# 7th Annual Marina Walleye Classic Spirit Lake Casino



## Tracker21 (Jul 9, 2007)

Just curious if any one is planning on fishing in this or has. I was thinking about fishing in it as my first tourney and just curious to see what some thoughts on the tourney. The dates are aug. 11th and 12th.


----------



## Gooseman678 (Nov 17, 2003)

Ill be fishing in it.... Should be a good number of boats in it! 11th and 12th cant come soon enough!


----------



## shae1986 (Sep 28, 2006)

Good luck guys!!


----------



## Gooseman678 (Nov 17, 2003)

Does anyone have the results from lastyears tourny? cant find them online??


----------



## Tracker21 (Jul 9, 2007)

I will also be fishing in it and can't wait to hit the water. heres the link to the results from last year. http://www.spiritlakecasino.com/walley_tourn.html


----------



## Tracker21 (Jul 9, 2007)

Looks like it could be a rainy one out ther for use this weekend. Do you know if they have a wind/lighting day for monday or something like that?


----------



## duckslayer (Oct 30, 2003)

Good luck fishing it. I heard on the radio today that they were GIVING out a free entry. Must be having a hard time getting any boats. They run a good tournament but they should still be having one in June not the end of summer.


----------



## Gooseman678 (Nov 17, 2003)

Tracker21

How did you ever end up doing? There was only a few tundra 21 in the tourny. Were u in a black or white one?


----------



## Tracker21 (Jul 9, 2007)

It was the white one with the wind shield.

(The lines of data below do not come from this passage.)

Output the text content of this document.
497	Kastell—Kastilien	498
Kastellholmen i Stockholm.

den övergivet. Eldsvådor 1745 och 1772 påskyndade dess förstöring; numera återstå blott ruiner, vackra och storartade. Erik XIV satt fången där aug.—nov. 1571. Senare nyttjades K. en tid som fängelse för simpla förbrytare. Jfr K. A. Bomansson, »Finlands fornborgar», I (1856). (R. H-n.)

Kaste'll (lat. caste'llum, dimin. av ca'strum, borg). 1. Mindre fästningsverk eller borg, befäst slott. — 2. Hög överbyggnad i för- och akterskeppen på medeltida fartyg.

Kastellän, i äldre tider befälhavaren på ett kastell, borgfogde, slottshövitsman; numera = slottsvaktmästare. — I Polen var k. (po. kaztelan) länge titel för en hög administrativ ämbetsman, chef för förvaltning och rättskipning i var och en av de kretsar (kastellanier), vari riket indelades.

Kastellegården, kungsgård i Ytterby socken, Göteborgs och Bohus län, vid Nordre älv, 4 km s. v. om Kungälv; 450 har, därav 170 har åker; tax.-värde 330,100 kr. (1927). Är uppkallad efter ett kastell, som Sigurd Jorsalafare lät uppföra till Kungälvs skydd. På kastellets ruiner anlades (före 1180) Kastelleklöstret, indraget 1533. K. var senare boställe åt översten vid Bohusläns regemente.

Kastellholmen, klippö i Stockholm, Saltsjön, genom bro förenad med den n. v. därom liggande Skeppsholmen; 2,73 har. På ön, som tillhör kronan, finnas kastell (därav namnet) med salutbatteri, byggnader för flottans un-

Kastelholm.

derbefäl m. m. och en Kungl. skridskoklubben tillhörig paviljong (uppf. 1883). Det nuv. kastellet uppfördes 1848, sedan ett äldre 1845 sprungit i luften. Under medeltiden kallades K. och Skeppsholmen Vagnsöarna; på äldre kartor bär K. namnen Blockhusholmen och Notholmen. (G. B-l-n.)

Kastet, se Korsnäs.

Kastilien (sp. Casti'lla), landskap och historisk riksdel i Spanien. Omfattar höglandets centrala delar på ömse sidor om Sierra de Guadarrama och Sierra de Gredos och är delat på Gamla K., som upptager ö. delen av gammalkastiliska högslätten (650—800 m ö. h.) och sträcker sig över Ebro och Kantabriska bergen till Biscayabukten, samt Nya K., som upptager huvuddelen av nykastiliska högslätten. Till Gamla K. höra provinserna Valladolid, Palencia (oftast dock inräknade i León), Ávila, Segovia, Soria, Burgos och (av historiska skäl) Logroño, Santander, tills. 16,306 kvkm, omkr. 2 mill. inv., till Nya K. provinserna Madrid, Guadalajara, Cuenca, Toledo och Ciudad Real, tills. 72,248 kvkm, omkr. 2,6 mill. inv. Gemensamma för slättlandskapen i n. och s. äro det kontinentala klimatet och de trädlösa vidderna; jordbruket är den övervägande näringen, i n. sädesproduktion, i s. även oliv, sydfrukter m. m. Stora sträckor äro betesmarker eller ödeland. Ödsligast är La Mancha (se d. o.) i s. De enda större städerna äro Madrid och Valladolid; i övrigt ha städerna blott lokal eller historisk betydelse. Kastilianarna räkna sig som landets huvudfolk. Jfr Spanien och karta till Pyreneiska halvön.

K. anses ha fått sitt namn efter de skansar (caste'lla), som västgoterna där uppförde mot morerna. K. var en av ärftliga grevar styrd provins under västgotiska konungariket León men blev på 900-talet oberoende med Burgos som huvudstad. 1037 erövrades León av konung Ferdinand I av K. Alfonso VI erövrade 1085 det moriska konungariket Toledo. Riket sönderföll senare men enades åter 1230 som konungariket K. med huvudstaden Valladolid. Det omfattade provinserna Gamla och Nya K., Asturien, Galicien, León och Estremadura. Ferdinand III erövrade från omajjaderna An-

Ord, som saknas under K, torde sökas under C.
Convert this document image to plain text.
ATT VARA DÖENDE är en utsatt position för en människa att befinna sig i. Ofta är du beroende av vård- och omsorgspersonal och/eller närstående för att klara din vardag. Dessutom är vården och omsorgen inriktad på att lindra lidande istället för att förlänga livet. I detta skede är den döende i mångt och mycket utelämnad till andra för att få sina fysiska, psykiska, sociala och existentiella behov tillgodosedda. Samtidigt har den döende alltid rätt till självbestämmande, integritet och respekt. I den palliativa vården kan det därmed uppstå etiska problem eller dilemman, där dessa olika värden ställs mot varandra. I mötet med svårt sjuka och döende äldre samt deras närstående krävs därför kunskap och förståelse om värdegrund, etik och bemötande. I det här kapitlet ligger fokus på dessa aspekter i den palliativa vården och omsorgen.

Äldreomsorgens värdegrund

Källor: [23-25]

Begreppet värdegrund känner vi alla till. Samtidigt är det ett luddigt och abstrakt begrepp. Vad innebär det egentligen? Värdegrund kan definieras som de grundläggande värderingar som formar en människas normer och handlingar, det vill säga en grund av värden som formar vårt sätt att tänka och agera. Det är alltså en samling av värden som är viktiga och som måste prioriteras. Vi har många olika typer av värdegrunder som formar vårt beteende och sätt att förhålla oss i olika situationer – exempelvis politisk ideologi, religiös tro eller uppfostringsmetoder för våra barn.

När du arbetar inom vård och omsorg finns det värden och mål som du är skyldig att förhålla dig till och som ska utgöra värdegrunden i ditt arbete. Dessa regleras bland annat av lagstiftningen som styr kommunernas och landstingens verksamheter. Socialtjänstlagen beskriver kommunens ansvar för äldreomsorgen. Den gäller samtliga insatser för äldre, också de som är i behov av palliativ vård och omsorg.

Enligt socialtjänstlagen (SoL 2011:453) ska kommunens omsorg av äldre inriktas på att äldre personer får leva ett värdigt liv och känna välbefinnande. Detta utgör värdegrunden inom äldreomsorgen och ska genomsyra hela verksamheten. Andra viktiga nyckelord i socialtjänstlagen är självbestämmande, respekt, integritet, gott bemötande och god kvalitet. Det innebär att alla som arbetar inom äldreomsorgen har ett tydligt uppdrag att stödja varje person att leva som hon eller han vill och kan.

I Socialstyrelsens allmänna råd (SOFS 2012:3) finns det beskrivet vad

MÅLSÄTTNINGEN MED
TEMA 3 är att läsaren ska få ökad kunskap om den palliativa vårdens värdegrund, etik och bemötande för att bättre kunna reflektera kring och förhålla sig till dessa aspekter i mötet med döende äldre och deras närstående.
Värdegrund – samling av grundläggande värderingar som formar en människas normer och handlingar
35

We ended up around 21st if I counted right. Could have been higher but it's always about the big one that got away. For it being only my first tourney I had fun and am looking forward to being in next year.

How did you guys end up?


----------



## Gooseman678 (Nov 17, 2003)

We ended right around in the 20-30 place also. had a 7+ up to the boat sunday about 230. That would have been nice. I was fishing out of the 621 ranger with the Noonan strength system decals. (NSS) All in all it was fun again. Got alittle scary about 12 on sat. though huh......


----------



## Tracker21 (Jul 9, 2007)

haha I didn't but my partner sure was when we were running back to the casino.


----------